Jessica Owley, an associate professor at the University at Buffalo Law School, agreed that managing the impacts from climate change will be paramount.
“Climate change absolutely needs to be at the top of the list of considerations for the Great Lakes,” Owley said.
Owley said changes in climate can alter everything from lake water quantities to land uses in the watershed, particularly agriculture.
“That could lead to increased withdrawals for irrigation,” Owley said. “Or, it could lead to increased run-offs into the water from animal waste, fertilizers and pesticides.”
Jill Jedlicka, executive director of Buffalo Niagara Riverkeeper, called the compact “an important tool” to ensure the future protection of the Great Lakes, but warned that it, like any law or policy, is subject to challenges. So ongoing commitments from both government and citizens to protect the Great Lakes and its watershed are essential, Jedlicka said.

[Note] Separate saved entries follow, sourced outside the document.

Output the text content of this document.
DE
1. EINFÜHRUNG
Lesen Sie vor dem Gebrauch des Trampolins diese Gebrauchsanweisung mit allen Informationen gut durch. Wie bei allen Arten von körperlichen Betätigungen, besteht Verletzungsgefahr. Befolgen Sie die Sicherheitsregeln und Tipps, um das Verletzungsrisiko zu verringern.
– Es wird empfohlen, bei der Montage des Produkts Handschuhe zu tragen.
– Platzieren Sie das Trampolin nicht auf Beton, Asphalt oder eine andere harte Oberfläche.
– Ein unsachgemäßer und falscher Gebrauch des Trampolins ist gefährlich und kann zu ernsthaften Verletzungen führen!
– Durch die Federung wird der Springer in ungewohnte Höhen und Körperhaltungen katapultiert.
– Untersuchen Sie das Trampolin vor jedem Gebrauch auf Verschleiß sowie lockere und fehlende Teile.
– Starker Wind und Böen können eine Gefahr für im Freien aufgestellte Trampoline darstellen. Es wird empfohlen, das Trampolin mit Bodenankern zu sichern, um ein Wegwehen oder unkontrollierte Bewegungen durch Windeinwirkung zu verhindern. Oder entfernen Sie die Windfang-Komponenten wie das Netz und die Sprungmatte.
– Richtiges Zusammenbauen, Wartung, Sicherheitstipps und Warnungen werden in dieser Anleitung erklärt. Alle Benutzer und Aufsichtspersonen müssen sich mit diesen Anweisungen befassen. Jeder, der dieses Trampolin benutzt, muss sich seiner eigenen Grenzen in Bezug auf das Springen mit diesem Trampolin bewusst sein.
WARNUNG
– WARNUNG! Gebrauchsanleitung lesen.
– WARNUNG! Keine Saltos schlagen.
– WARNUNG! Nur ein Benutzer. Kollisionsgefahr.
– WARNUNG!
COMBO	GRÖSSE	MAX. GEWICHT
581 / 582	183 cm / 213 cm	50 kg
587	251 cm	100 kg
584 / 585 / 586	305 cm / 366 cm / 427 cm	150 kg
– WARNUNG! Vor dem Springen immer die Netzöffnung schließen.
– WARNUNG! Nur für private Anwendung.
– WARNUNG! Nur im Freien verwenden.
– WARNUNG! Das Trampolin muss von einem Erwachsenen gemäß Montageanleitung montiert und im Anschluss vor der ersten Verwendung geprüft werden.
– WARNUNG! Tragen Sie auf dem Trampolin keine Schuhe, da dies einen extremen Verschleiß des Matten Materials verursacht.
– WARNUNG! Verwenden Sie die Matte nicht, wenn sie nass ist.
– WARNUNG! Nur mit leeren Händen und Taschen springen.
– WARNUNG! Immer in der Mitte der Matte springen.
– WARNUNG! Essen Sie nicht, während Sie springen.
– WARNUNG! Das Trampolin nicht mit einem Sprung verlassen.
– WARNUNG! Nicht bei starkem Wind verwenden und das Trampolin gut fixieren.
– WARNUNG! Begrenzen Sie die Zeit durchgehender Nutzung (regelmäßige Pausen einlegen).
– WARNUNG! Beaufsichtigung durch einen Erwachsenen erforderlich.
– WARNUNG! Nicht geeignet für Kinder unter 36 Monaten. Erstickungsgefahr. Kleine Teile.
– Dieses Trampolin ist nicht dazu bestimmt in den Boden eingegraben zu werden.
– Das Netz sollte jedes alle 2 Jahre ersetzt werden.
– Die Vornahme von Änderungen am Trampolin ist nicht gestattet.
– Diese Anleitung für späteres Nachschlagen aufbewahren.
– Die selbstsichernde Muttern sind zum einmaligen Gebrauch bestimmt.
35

“Whether it be water scarcity in California, toxic drinking water in Flint, Mich., or the Great Lakes diversion application in Waukesha, Wis., we cannot ignore the impact that state government decisions have on our public trust resources,” Jedlicka said.
Waukesha, a community of more than 70,000 located about 20 miles west of Milwaukee, seeks to divert just over 10 million gallons every day from Lake Michigan. The water would be recycled back into the basin.
The commission took no position on the request.
Although outside of the Great Lakes watershed, Waukesha is located in a county that straddles it, making it eligible under a compact exception to access water if governors from all Great Lakes states unanimously agree to permit it, with input from Ontario and Québec.
Waukesha’s application has sparked controversy from some opponents. They say it could open the door to more siphoning from the Great Lakes.
The compact may give Great Lakes’ states veto power to deny applications, but Drag said that “if each state has this power, it is important that each state also treat the water it is holding in trust for its citizens with great respect.”
“It may become harder to reject ... requests of communities for Great Lakes’ water if we are dumping untreated sewage into the lakes or if we use the water irresponsibly,” Drag said.
Great Lakes governors have until Feb. 21 to review Waukesha’s application before a public meeting. According to reports, Gov. Andrew M. Cuomo hasn’t stated his position on the issue.